Khmer New Year Devada Set to Welcome Age of Consumerism

She will arrive on earth astride a garuda with pomegranate flowers adorning her hair. In her left hand she will carry a snail and in her right she will be clutching a chakram, a ring-shaped weapon with sharpened outer edges.

A man performs the Trot Dance, a traditional Khmer folk dance performed for good luck during Khmer New Year. (Siv Channa)
A man performs the Trot Dance, a traditional Khmer folk dance performed for good luck during Khmer New Year. (Siv Channa)

According to the annual almanac distributed by the Ministry of Cults and Religions, 2013’s Khmer New Year devada will usher in a consumerist age for Cambodians to buy anything from land to jewelry.

She will arrive at precisely 2:12 a.m. on Sunday, April 14, and will be called Thungsa Devi.

The custom of the New Year’s angel comes from a Khmer fairytale with roots in Indian mythology, said Sombo Manara, a historian at the Royal University of Phnom Penh.

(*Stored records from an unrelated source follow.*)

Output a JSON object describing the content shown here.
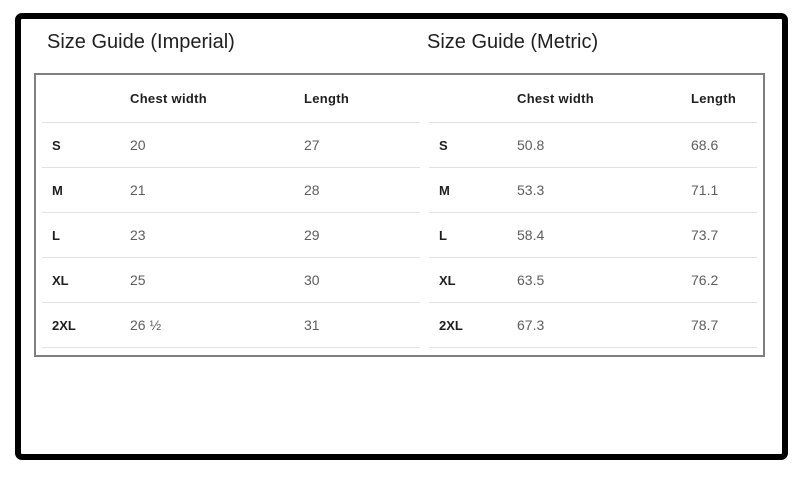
{
  "tables": [
    {
      "title": "Size Guide (Imperial)",
      "columns": {
        "size": "",
        "chest": "Chest width",
        "length": "Length"
      },
      "rows": [
        {
          "size": "S",
          "chest": "20",
          "length": "27"
        },
        {
          "size": "M",
          "chest": "21",
          "length": "28"
        },
        {
          "size": "L",
          "chest": "23",
          "length": "29"
        },
        {
          "size": "XL",
          "chest": "25",
          "length": "30"
        },
        {
          "size": "2XL",
          "chest": "26 ½",
          "length": "31"
        }
      ]
    },
    {
      "title": "Size Guide (Metric)",
      "columns": {
        "size": "",
        "chest": "Chest width",
        "length": "Length"
      },
      "rows": [
        {
          "size": "S",
          "chest": "50.8",
          "length": "68.6"
        },
        {
          "size": "M",
          "chest": "53.3",
          "length": "71.1"
        },
        {
          "size": "L",
          "chest": "58.4",
          "length": "73.7"
        },
        {
          "size": "XL",
          "chest": "63.5",
          "length": "76.2"
        },
        {
          "size": "2XL",
          "chest": "67.3",
          "length": "78.7"
        }
      ]
    }
  ],
  "colors": {
    "frame_color": "#000000",
    "accent_border": "#7f7f7f",
    "row_divider": "#e2e2e2",
    "heading_text": "#1f1f1f",
    "value_text": "#5d5d5d"
  }
}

Kabel Moha Prom challenged a young scholar to a battle of wits. If the boy could answer the riddles, the king would cut off his own head; if he couldn’t, the boy would lose his. The boy won and the king was decapitated.

“But his head could not fall to the ground because it would cause a disaster and the earth would catch on fire. So the King told his seven daughters to take care of the head,” Mr. Manara said, explaining that the seven daughters represent each day of the week during the Khmer New Year. Since this year’s celebration falls on a Sunday, Thungsa Devi, the first daughter, will be responsible for caring for the head.

For her arrival on Sunday, the almanac states that Cambodians must buy food in order to bring good luck into their homes, while new clothes should be purchased the day after to cast out bad luck.

“On Tuesday, people should buy land, brick or sand, or anything that is heavy to bring additional success,” the almanac continues. “On Wednesday, if you have anything in a pawn shop, you should go and get it back and this will ensure you a happy life.”

Thursday is the day to buy jewelry—more specifically, diamonds— while Friday is the day to invest “in bonds, or anything that you can save for a long time.” The week of Khmer New Year ends with the purchase of animals—“horses, buffaloes and cows”—which will ensure success. The almanac also predicted that this year will bring with it heavy rainfall, which will lead to an abundant harvest.

“Rice farming will yield good results, with a 9 percent increase and only 1 percent of crops will be damaged,” it says. “Farming will yield good result and high quality with good price, which will help boost trade relations between foreign countries and Cambodia.”